Bekasi,batamtv.com,- Pagar laut yang tersebar di Perairan Kampung Paljaya, Desa Segara Jaya, Tarumajaya, Kabupaten Bekasi, Jawa Barat, ternyata belum sepenuhnya dibongkar. Penelusuran Kompas.com menunjukkan bahwa deretan batang bambu masih terlihat membentang di area perairan yang dikuasai PT Tata Ruang Pelabuhan Nusantara (TRPN) dan PT Mega Agung Nusantara (MAN).

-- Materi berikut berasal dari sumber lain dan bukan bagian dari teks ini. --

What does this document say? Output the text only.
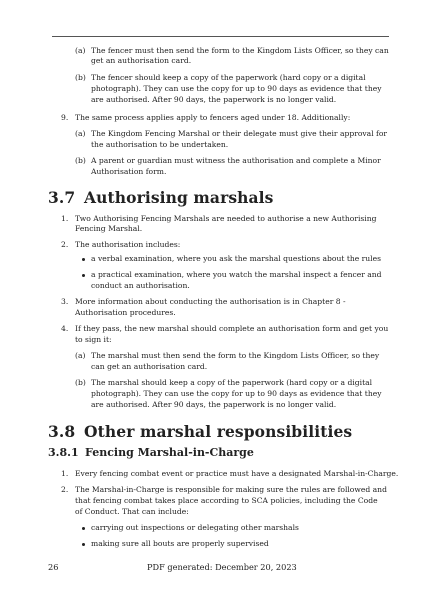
(a) The fencer must then send the form to the Kingdom Lists Officer, so they can
get an authorisation card.
(b) The fencer should keep a copy of the paperwork (hard copy or a digital
photograph). They can use the copy for up to 90 days as evidence that they
are authorised. After 90 days, the paperwork is no longer valid.
9. The same process applies apply to fencers aged under 18. Additionally:
(a) The Kingdom Fencing Marshal or their delegate must give their approval for
the authorisation to be undertaken.
(b) A parent or guardian must witness the authorisation and complete a Minor
Authorisation form.
3.7 Authorising marshals
1. Two Authorising Fencing Marshals are needed to authorise a new Authorising
Fencing Marshal.
2. The authorisation includes:
a verbal examination, where you ask the marshal questions about the rules
a practical examination, where you watch the marshal inspect a fencer and
conduct an authorisation.
3. More information about conducting the authorisation is in Chapter 8 -
Authorisation procedures.
4. If they pass, the new marshal should complete an authorisation form and get you
to sign it:
(a) The marshal must then send the form to the Kingdom Lists Officer, so they
can get an authorisation card.
(b) The marshal should keep a copy of the paperwork (hard copy or a digital
photograph). They can use the copy for up to 90 days as evidence that they
are authorised. After 90 days, the paperwork is no longer valid.
3.8 Other marshal responsibilities
3.8.1 Fencing Marshal-in-Charge
1. Every fencing combat event or practice must have a designated Marshal-in-Charge.
2. The Marshal-in-Charge is responsible for making sure the rules are followed and
that fencing combat takes place according to SCA policies, including the Code
of Conduct. That can include:
carrying out inspections or delegating other marshals
making sure all bouts are properly supervised
26	PDF generated: December 20, 2023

Sepanjang deretan batang bambu tersebut, terlihat masih tak ada celah bagi kapal nelayan tradisional untuk melintas ke pinggir perairan. Kondisi ini membuat nelayan tradisional masih kesulitan mencari ikan tangkapan. Seorang nelayan tradisional, Muhammad Ramli (42), mengungkapkan bahwa pembongkaran pagar laut di area PT TRPN beberapa waktu lalu sekadar seremonial.

Dalam pembongkarannya, pihak PT TRPN hanya membongkar di area dalam alur perairan, tepatnya di dekat daratan reklamasi.

Namun, setelah pembongkaran pagar di area dalam alur perairan, proses pembongkaran pagar laut tak berlanjut. “Pagar laut ini belum semuanya dibongkar. (Kemarin) seremonial doang, jadi setelah sehari itu gerabak-gerubuk, pas pulang berhenti juga pembongkaran,” kata Ramli saat ditemui Kompas.com di Kampung Paljaya, Jumat (11/4/2025).

Ia mengaku akibat belum dibongkarnya pagar laut secara keseluruhan, para nelayan masih kesulitan mencari ikan tangkapan. “Masih agak sulit, cuman ada sebagian yang dibongkar, cuman kan enggak semua dibongkar. Jadi nelayan belum maksimal ke lautnya,” ungkap dia.

Ramli pun meminta tolong agar Gubernur Jawa Barat Dedi Mulyadi meninjau kembali kondisi pagar laut di wilayahnya. Harapannya, Dedi Mulyadi bisa membantu para nelayan agar laut yang menjadi hajat hidup mereka bisa kembali ke sedia kala. “Tolong Kang Dedi dirapikan lagi laut kami supaya seperti sedia kala lagi, bisa bebas lagi para nelayan melaut, bisa dapat penghasilan seperti biasa lagi,” imbuh dia.

Terpisah, kuasa hukum PT TRPN Deolipa Yumara membenarkan pihaknya menghentikan pembongkaran pagar laut. Ia berdalih pagar laut tersebut menjadi salah satu alat bukti dalam penyelidikan kepolisian, sehingga jika dibongkar secara keseluruhan justru akan menyulitkan investigasi kepolisian.